I've never run threads before, so I'm not sure of what its implications
can be. I think I should dive into this subject further, once I get my
gears running in WebWare mode :)
  
You do not need threads.  Each webware servlet instance runs in its own thread so you do not have to worry about it.  That is why you can safely use self.xxxx to manager information about that page request.

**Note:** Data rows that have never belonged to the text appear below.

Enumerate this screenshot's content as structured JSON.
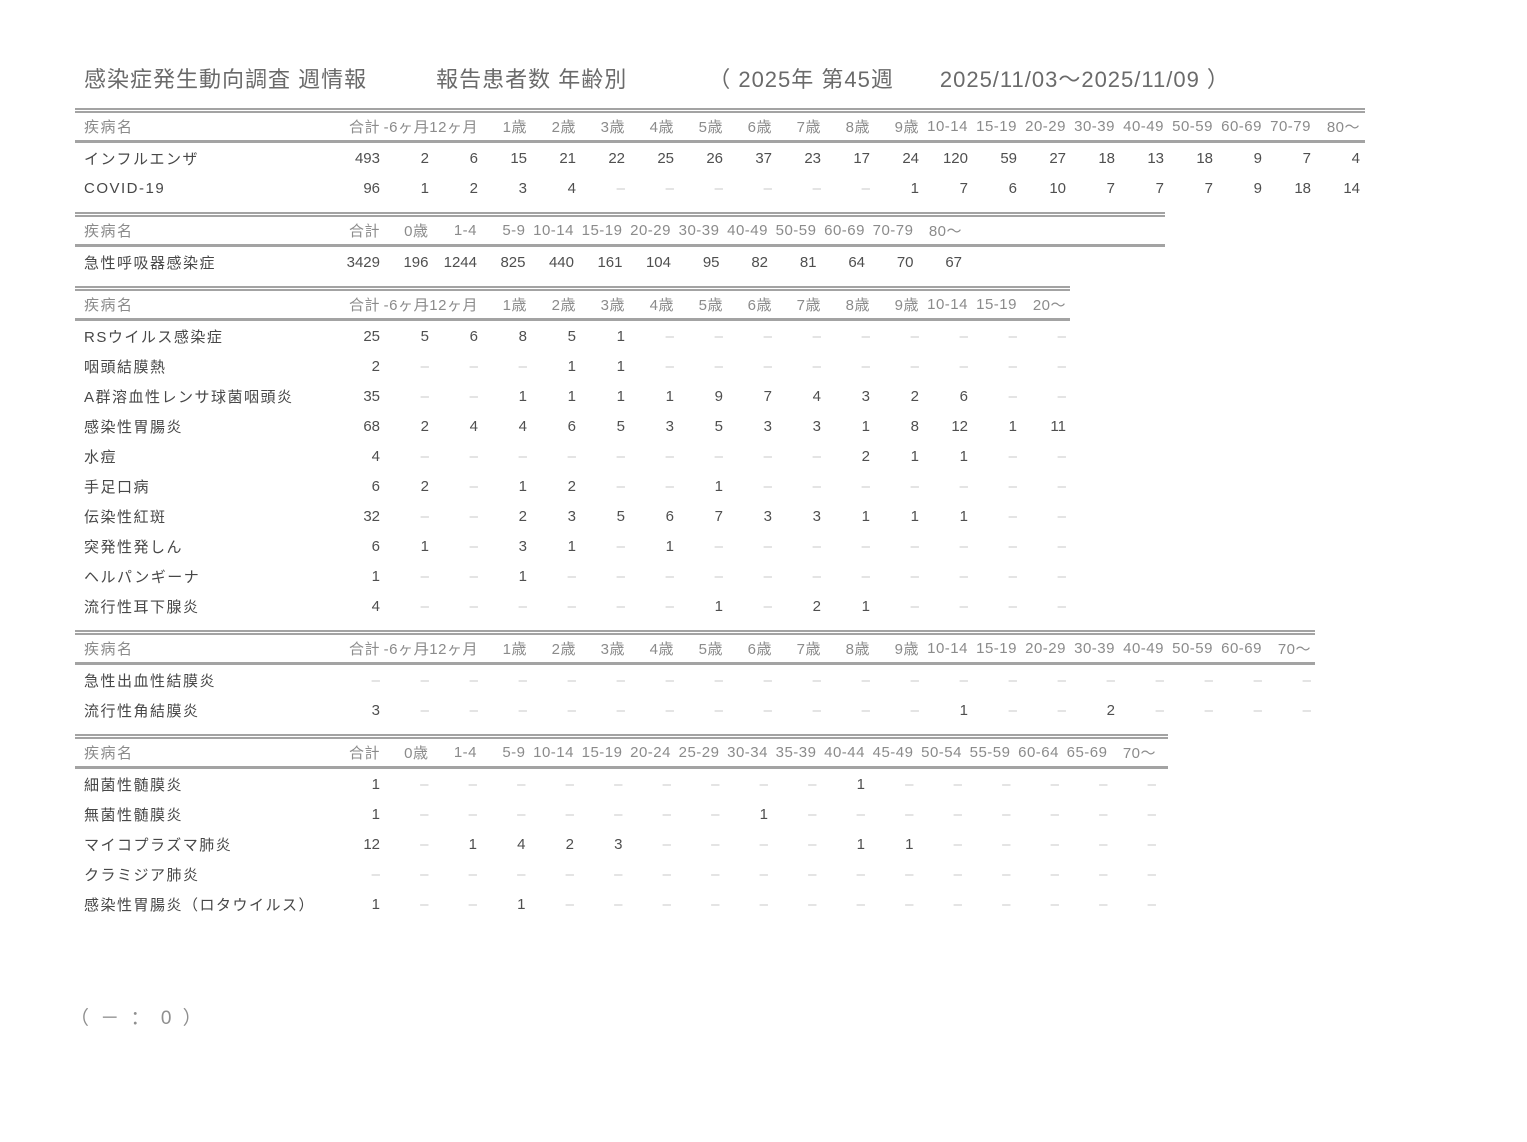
{
  "title": "感染症発生動向調査 週情報　　　報告患者数 年齢別　　　　（ 2025年 第45週　　2025/11/03～2025/11/09 ）",
  "footnote": "（ － ： 0 ）",
  "legend": {
    "dash_means": "0"
  },
  "colors": {
    "rule": "#a3a3a3",
    "header_text": "#8b8b8b",
    "body_text": "#4f4f4f",
    "dash": "#c9c9c9",
    "title_text": "#6a6a6a",
    "background": "#ffffff"
  },
  "tables": [
    {
      "name_header": "疾病名",
      "columns": [
        "合計",
        "-6ヶ月",
        "-12ヶ月",
        "1歳",
        "2歳",
        "3歳",
        "4歳",
        "5歳",
        "6歳",
        "7歳",
        "8歳",
        "9歳",
        "10-14",
        "15-19",
        "20-29",
        "30-39",
        "40-49",
        "50-59",
        "60-69",
        "70-79",
        "80～"
      ],
      "rows": [
        {
          "label": "インフルエンザ",
          "values": [
            "493",
            "2",
            "6",
            "15",
            "21",
            "22",
            "25",
            "26",
            "37",
            "23",
            "17",
            "24",
            "120",
            "59",
            "27",
            "18",
            "13",
            "18",
            "9",
            "7",
            "4"
          ]
        },
        {
          "label": "COVID-19",
          "values": [
            "96",
            "1",
            "2",
            "3",
            "4",
            "–",
            "–",
            "–",
            "–",
            "–",
            "–",
            "1",
            "7",
            "6",
            "10",
            "7",
            "7",
            "7",
            "9",
            "18",
            "14"
          ]
        }
      ]
    },
    {
      "name_header": "疾病名",
      "columns": [
        "合計",
        "0歳",
        "1-4",
        "5-9",
        "10-14",
        "15-19",
        "20-29",
        "30-39",
        "40-49",
        "50-59",
        "60-69",
        "70-79",
        "80～"
      ],
      "rows": [
        {
          "label": "急性呼吸器感染症",
          "values": [
            "3429",
            "196",
            "1244",
            "825",
            "440",
            "161",
            "104",
            "95",
            "82",
            "81",
            "64",
            "70",
            "67"
          ]
        }
      ]
    },
    {
      "name_header": "疾病名",
      "columns": [
        "合計",
        "-6ヶ月",
        "-12ヶ月",
        "1歳",
        "2歳",
        "3歳",
        "4歳",
        "5歳",
        "6歳",
        "7歳",
        "8歳",
        "9歳",
        "10-14",
        "15-19",
        "20～"
      ],
      "rows": [
        {
          "label": "RSウイルス感染症",
          "values": [
            "25",
            "5",
            "6",
            "8",
            "5",
            "1",
            "–",
            "–",
            "–",
            "–",
            "–",
            "–",
            "–",
            "–",
            "–"
          ]
        },
        {
          "label": "咽頭結膜熱",
          "values": [
            "2",
            "–",
            "–",
            "–",
            "1",
            "1",
            "–",
            "–",
            "–",
            "–",
            "–",
            "–",
            "–",
            "–",
            "–"
          ]
        },
        {
          "label": "A群溶血性レンサ球菌咽頭炎",
          "values": [
            "35",
            "–",
            "–",
            "1",
            "1",
            "1",
            "1",
            "9",
            "7",
            "4",
            "3",
            "2",
            "6",
            "–",
            "–"
          ]
        },
        {
          "label": "感染性胃腸炎",
          "values": [
            "68",
            "2",
            "4",
            "4",
            "6",
            "5",
            "3",
            "5",
            "3",
            "3",
            "1",
            "8",
            "12",
            "1",
            "11"
          ]
        },
        {
          "label": "水痘",
          "values": [
            "4",
            "–",
            "–",
            "–",
            "–",
            "–",
            "–",
            "–",
            "–",
            "–",
            "2",
            "1",
            "1",
            "–",
            "–"
          ]
        },
        {
          "label": "手足口病",
          "values": [
            "6",
            "2",
            "–",
            "1",
            "2",
            "–",
            "–",
            "1",
            "–",
            "–",
            "–",
            "–",
            "–",
            "–",
            "–"
          ]
        },
        {
          "label": "伝染性紅斑",
          "values": [
            "32",
            "–",
            "–",
            "2",
            "3",
            "5",
            "6",
            "7",
            "3",
            "3",
            "1",
            "1",
            "1",
            "–",
            "–"
          ]
        },
        {
          "label": "突発性発しん",
          "values": [
            "6",
            "1",
            "–",
            "3",
            "1",
            "–",
            "1",
            "–",
            "–",
            "–",
            "–",
            "–",
            "–",
            "–",
            "–"
          ]
        },
        {
          "label": "ヘルパンギーナ",
          "values": [
            "1",
            "–",
            "–",
            "1",
            "–",
            "–",
            "–",
            "–",
            "–",
            "–",
            "–",
            "–",
            "–",
            "–",
            "–"
          ]
        },
        {
          "label": "流行性耳下腺炎",
          "values": [
            "4",
            "–",
            "–",
            "–",
            "–",
            "–",
            "–",
            "1",
            "–",
            "2",
            "1",
            "–",
            "–",
            "–",
            "–"
          ]
        }
      ]
    },
    {
      "name_header": "疾病名",
      "columns": [
        "合計",
        "-6ヶ月",
        "-12ヶ月",
        "1歳",
        "2歳",
        "3歳",
        "4歳",
        "5歳",
        "6歳",
        "7歳",
        "8歳",
        "9歳",
        "10-14",
        "15-19",
        "20-29",
        "30-39",
        "40-49",
        "50-59",
        "60-69",
        "70～"
      ],
      "rows": [
        {
          "label": "急性出血性結膜炎",
          "values": [
            "–",
            "–",
            "–",
            "–",
            "–",
            "–",
            "–",
            "–",
            "–",
            "–",
            "–",
            "–",
            "–",
            "–",
            "–",
            "–",
            "–",
            "–",
            "–",
            "–"
          ]
        },
        {
          "label": "流行性角結膜炎",
          "values": [
            "3",
            "–",
            "–",
            "–",
            "–",
            "–",
            "–",
            "–",
            "–",
            "–",
            "–",
            "–",
            "1",
            "–",
            "–",
            "2",
            "–",
            "–",
            "–",
            "–"
          ]
        }
      ]
    },
    {
      "name_header": "疾病名",
      "columns": [
        "合計",
        "0歳",
        "1-4",
        "5-9",
        "10-14",
        "15-19",
        "20-24",
        "25-29",
        "30-34",
        "35-39",
        "40-44",
        "45-49",
        "50-54",
        "55-59",
        "60-64",
        "65-69",
        "70～"
      ],
      "rows": [
        {
          "label": "細菌性髄膜炎",
          "values": [
            "1",
            "–",
            "–",
            "–",
            "–",
            "–",
            "–",
            "–",
            "–",
            "–",
            "1",
            "–",
            "–",
            "–",
            "–",
            "–",
            "–"
          ]
        },
        {
          "label": "無菌性髄膜炎",
          "values": [
            "1",
            "–",
            "–",
            "–",
            "–",
            "–",
            "–",
            "–",
            "1",
            "–",
            "–",
            "–",
            "–",
            "–",
            "–",
            "–",
            "–"
          ]
        },
        {
          "label": "マイコプラズマ肺炎",
          "values": [
            "12",
            "–",
            "1",
            "4",
            "2",
            "3",
            "–",
            "–",
            "–",
            "–",
            "1",
            "1",
            "–",
            "–",
            "–",
            "–",
            "–"
          ]
        },
        {
          "label": "クラミジア肺炎",
          "values": [
            "–",
            "–",
            "–",
            "–",
            "–",
            "–",
            "–",
            "–",
            "–",
            "–",
            "–",
            "–",
            "–",
            "–",
            "–",
            "–",
            "–"
          ]
        },
        {
          "label": "感染性胃腸炎（ロタウイルス）",
          "values": [
            "1",
            "–",
            "–",
            "1",
            "–",
            "–",
            "–",
            "–",
            "–",
            "–",
            "–",
            "–",
            "–",
            "–",
            "–",
            "–",
            "–"
          ]
        }
      ]
    }
  ]
}
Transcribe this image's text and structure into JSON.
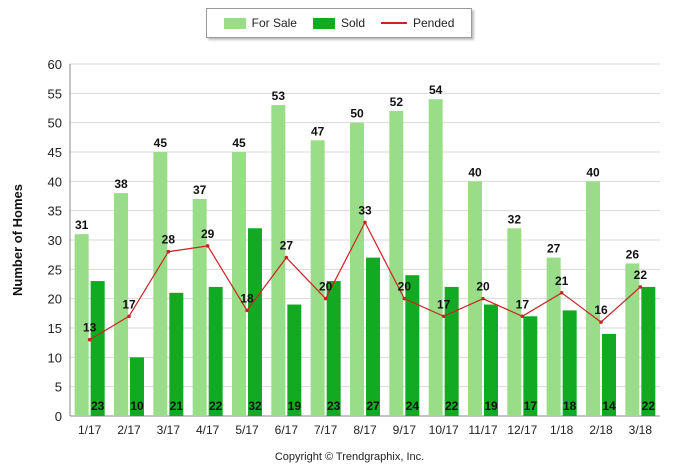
{
  "chart_data": {
    "type": "bar",
    "ylabel": "Number of Homes",
    "xlabel": "",
    "ylim": [
      0,
      60
    ],
    "yticks": [
      0,
      5,
      10,
      15,
      20,
      25,
      30,
      35,
      40,
      45,
      50,
      55,
      60
    ],
    "grid": true,
    "legend_position": "top-center",
    "categories": [
      "1/17",
      "2/17",
      "3/17",
      "4/17",
      "5/17",
      "6/17",
      "7/17",
      "8/17",
      "9/17",
      "10/17",
      "11/17",
      "12/17",
      "1/18",
      "2/18",
      "3/18"
    ],
    "series": [
      {
        "name": "For Sale",
        "type": "bar",
        "color": "#99dd88",
        "values": [
          31,
          38,
          45,
          37,
          45,
          53,
          47,
          50,
          52,
          54,
          40,
          32,
          27,
          40,
          26
        ]
      },
      {
        "name": "Sold",
        "type": "bar",
        "color": "#11aa22",
        "values": [
          23,
          10,
          21,
          22,
          32,
          19,
          23,
          27,
          24,
          22,
          19,
          17,
          18,
          14,
          22
        ]
      },
      {
        "name": "Pended",
        "type": "line",
        "color": "#cc2222",
        "values": [
          13,
          17,
          28,
          29,
          18,
          27,
          20,
          33,
          20,
          17,
          20,
          17,
          21,
          16,
          22
        ]
      }
    ]
  },
  "footer": {
    "copyright": "Copyright © Trendgraphix, Inc."
  }
}
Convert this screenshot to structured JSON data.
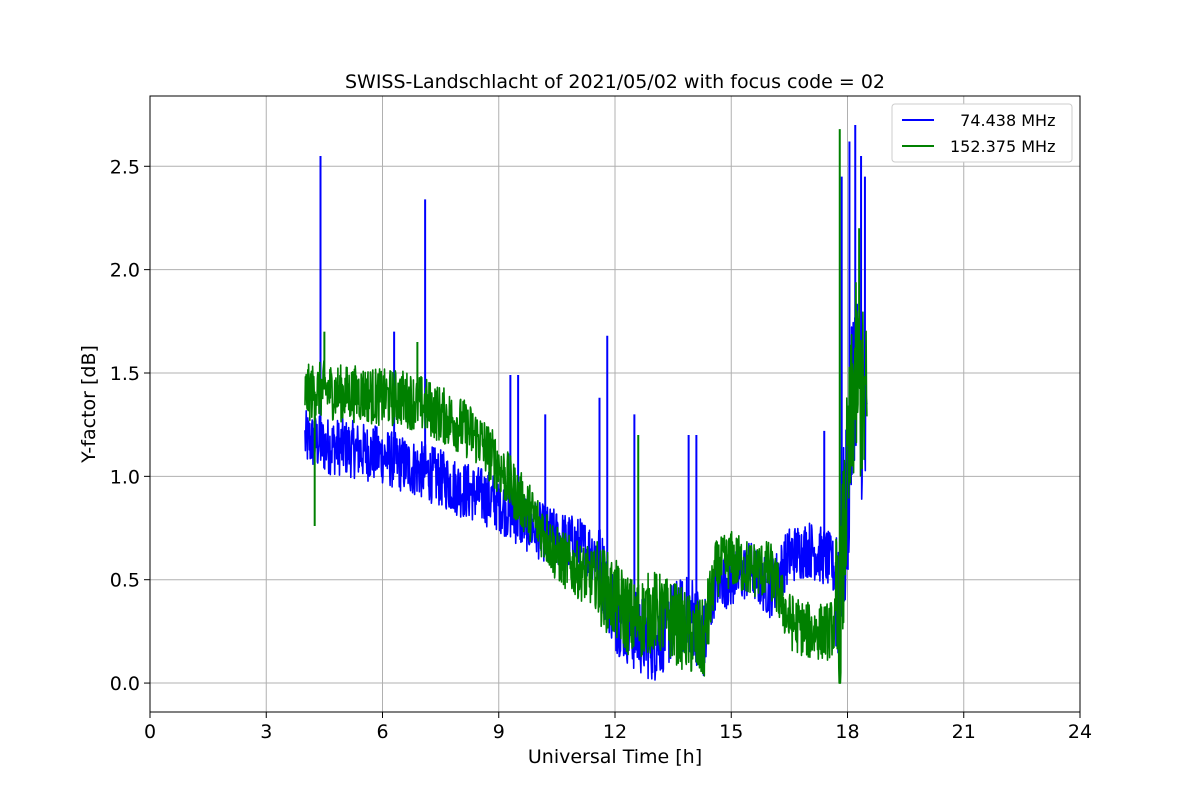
{
  "chart_data": {
    "type": "line",
    "title": "SWISS-Landschlacht of 2021/05/02 with focus code = 02",
    "xlabel": "Universal Time [h]",
    "ylabel": "Y-factor [dB]",
    "xlim": [
      0,
      24
    ],
    "ylim": [
      -0.14,
      2.84
    ],
    "xticks": [
      0,
      3,
      6,
      9,
      12,
      15,
      18,
      21,
      24
    ],
    "xtick_labels": [
      "0",
      "3",
      "6",
      "9",
      "12",
      "15",
      "18",
      "21",
      "24"
    ],
    "yticks": [
      0.0,
      0.5,
      1.0,
      1.5,
      2.0,
      2.5
    ],
    "ytick_labels": [
      "0.0",
      "0.5",
      "1.0",
      "1.5",
      "2.0",
      "2.5"
    ],
    "grid": true,
    "legend_position": "top-right",
    "series": [
      {
        "name": "  74.438 MHz",
        "color": "#0000ff",
        "x": [
          4.0,
          4.5,
          5.0,
          5.5,
          6.0,
          6.5,
          7.0,
          7.5,
          8.0,
          8.5,
          9.0,
          9.5,
          10.0,
          10.5,
          11.0,
          11.5,
          12.0,
          12.5,
          13.0,
          13.5,
          14.0,
          14.3,
          14.6,
          15.0,
          15.5,
          16.0,
          16.5,
          17.0,
          17.5,
          17.8,
          18.0,
          18.2,
          18.5
        ],
        "y": [
          1.18,
          1.15,
          1.14,
          1.12,
          1.1,
          1.06,
          1.03,
          0.99,
          0.94,
          0.91,
          0.87,
          0.8,
          0.74,
          0.7,
          0.67,
          0.63,
          0.35,
          0.25,
          0.2,
          0.3,
          0.33,
          0.2,
          0.5,
          0.5,
          0.55,
          0.45,
          0.62,
          0.65,
          0.6,
          0.5,
          0.9,
          1.6,
          1.1
        ],
        "spikes": [
          {
            "x": 4.4,
            "y": 2.55
          },
          {
            "x": 7.1,
            "y": 2.34
          },
          {
            "x": 6.3,
            "y": 1.7
          },
          {
            "x": 9.3,
            "y": 1.49
          },
          {
            "x": 9.5,
            "y": 1.49
          },
          {
            "x": 10.2,
            "y": 1.3
          },
          {
            "x": 11.8,
            "y": 1.68
          },
          {
            "x": 11.6,
            "y": 1.38
          },
          {
            "x": 12.5,
            "y": 1.3
          },
          {
            "x": 13.9,
            "y": 1.2
          },
          {
            "x": 14.1,
            "y": 1.2
          },
          {
            "x": 17.4,
            "y": 1.22
          },
          {
            "x": 17.85,
            "y": 2.45
          },
          {
            "x": 18.05,
            "y": 2.62
          },
          {
            "x": 18.2,
            "y": 2.7
          },
          {
            "x": 18.35,
            "y": 2.55
          },
          {
            "x": 18.45,
            "y": 2.45
          }
        ]
      },
      {
        "name": "152.375 MHz",
        "color": "#008000",
        "x": [
          4.0,
          4.5,
          5.0,
          5.5,
          6.0,
          6.5,
          7.0,
          7.5,
          8.0,
          8.5,
          9.0,
          9.5,
          10.0,
          10.5,
          11.0,
          11.5,
          12.0,
          12.5,
          13.0,
          13.5,
          14.0,
          14.3,
          14.6,
          15.0,
          15.5,
          16.0,
          16.5,
          17.0,
          17.5,
          17.8,
          18.0,
          18.2,
          18.5
        ],
        "y": [
          1.4,
          1.42,
          1.4,
          1.4,
          1.38,
          1.38,
          1.35,
          1.3,
          1.25,
          1.18,
          1.05,
          0.9,
          0.78,
          0.62,
          0.55,
          0.5,
          0.4,
          0.3,
          0.35,
          0.3,
          0.22,
          0.2,
          0.55,
          0.6,
          0.55,
          0.55,
          0.3,
          0.25,
          0.25,
          0.3,
          1.0,
          1.5,
          1.3
        ],
        "spikes": [
          {
            "x": 4.25,
            "y": 0.76
          },
          {
            "x": 4.5,
            "y": 1.7
          },
          {
            "x": 6.9,
            "y": 1.65
          },
          {
            "x": 12.6,
            "y": 1.2
          },
          {
            "x": 17.8,
            "y": 2.68
          },
          {
            "x": 18.3,
            "y": 2.2
          }
        ]
      }
    ]
  }
}
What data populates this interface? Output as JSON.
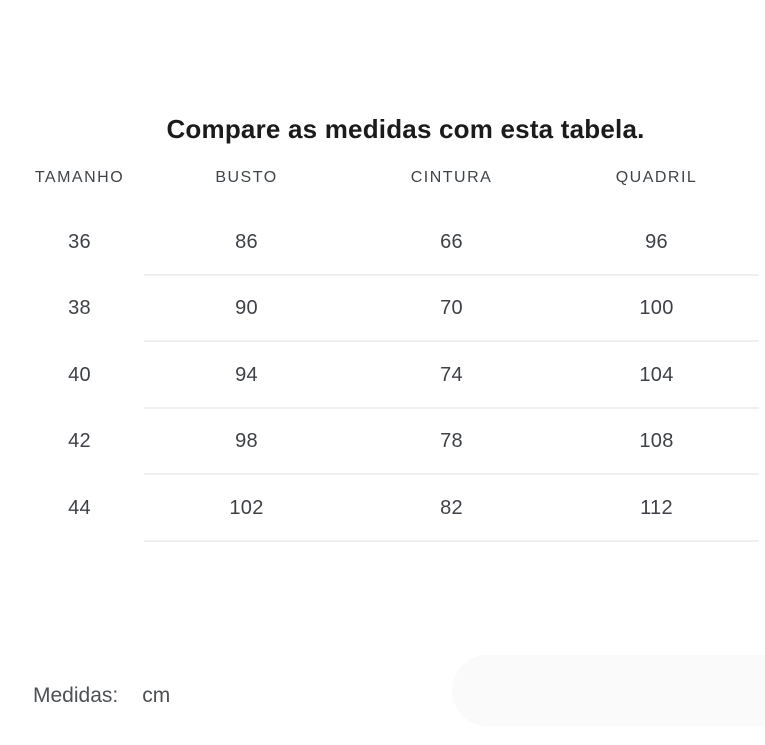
{
  "title": "Compare as medidas com esta tabela.",
  "table": {
    "columns": [
      "TAMANHO",
      "BUSTO",
      "CINTURA",
      "QUADRIL"
    ],
    "rows": [
      [
        "36",
        "86",
        "66",
        "96"
      ],
      [
        "38",
        "90",
        "70",
        "100"
      ],
      [
        "40",
        "94",
        "74",
        "104"
      ],
      [
        "42",
        "98",
        "78",
        "108"
      ],
      [
        "44",
        "102",
        "82",
        "112"
      ]
    ]
  },
  "footer": {
    "label": "Medidas:",
    "value": "cm"
  },
  "colors": {
    "title_text": "#1b1b1b",
    "table_text": "#3e4247",
    "header_text": "#3f4448",
    "footer_text": "#4e5154",
    "divider": "#f0f0f0",
    "pill_background": "#fafafa",
    "page_background": "#ffffff"
  }
}
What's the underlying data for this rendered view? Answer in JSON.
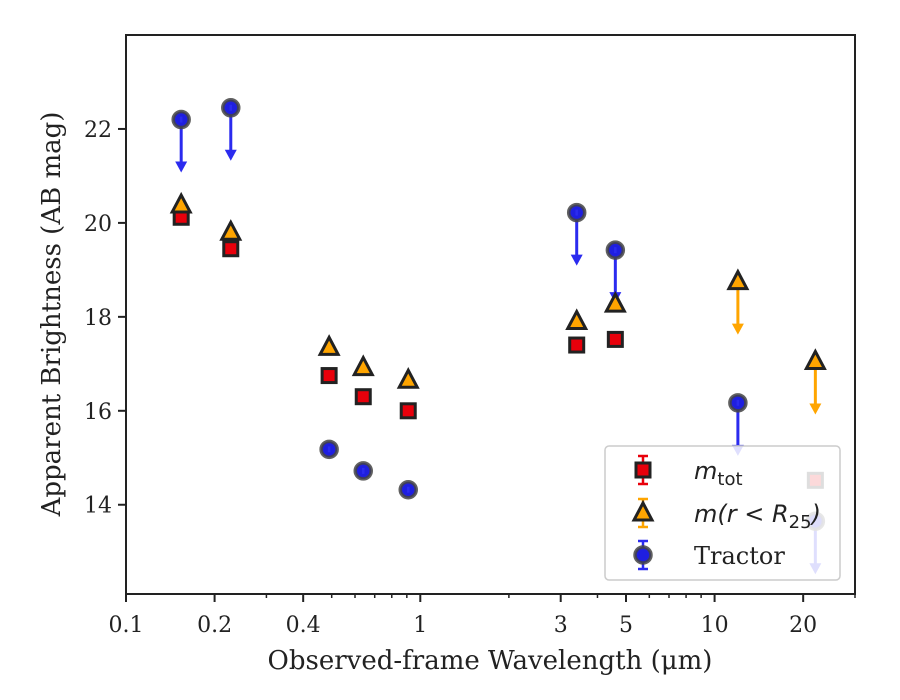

In Java you would have to be careful to bind any page variables to the Request object. 
If you need threads you just implement them as regular Python threads, just keep in mind that the user and session may no longer exists at the end of the run, and the AppServer may want to shutdown in the middle of your run as well.
For logging it is an easy matter to rewrite the log using SQL.  I use
the console log as a developer tool and the SQL log as a site analysis
tool.
    

When using your own logging engine, do you change the appserver program,
of hook it somewhere (configuration files?)
For non-debug logging I simply setup some instance properties that I am interested in and the at sleep I write them to a SQL table;

class SitePage(Page):
    ......

    def setUpLog(self,actionCode,actionDesc):
        self._actionCode = actionCode
        self._actionDesc = actionDesc

    def sleep(self,trans):
        if (self._user):
            username = self._user.name
        else:
            username = 'Anonymous'
        myLog.writeLog(username,self._actionCode,self._actionDesc)
        Page.sleep(self,trans)

and then in my main classes I have something like:

class news(SecurePage):
....
   
    def  prepareContent(self)
       category = self.request().value('category','None')
       ....
       self.setupLog('news','viewing news page, filtered by Category::%s' % category)
      

This type of log will not log an entry if there was an error though, for that you should use the standard logging module in the usual way.  Just put convience functions in SitePage so you do not have to think about it.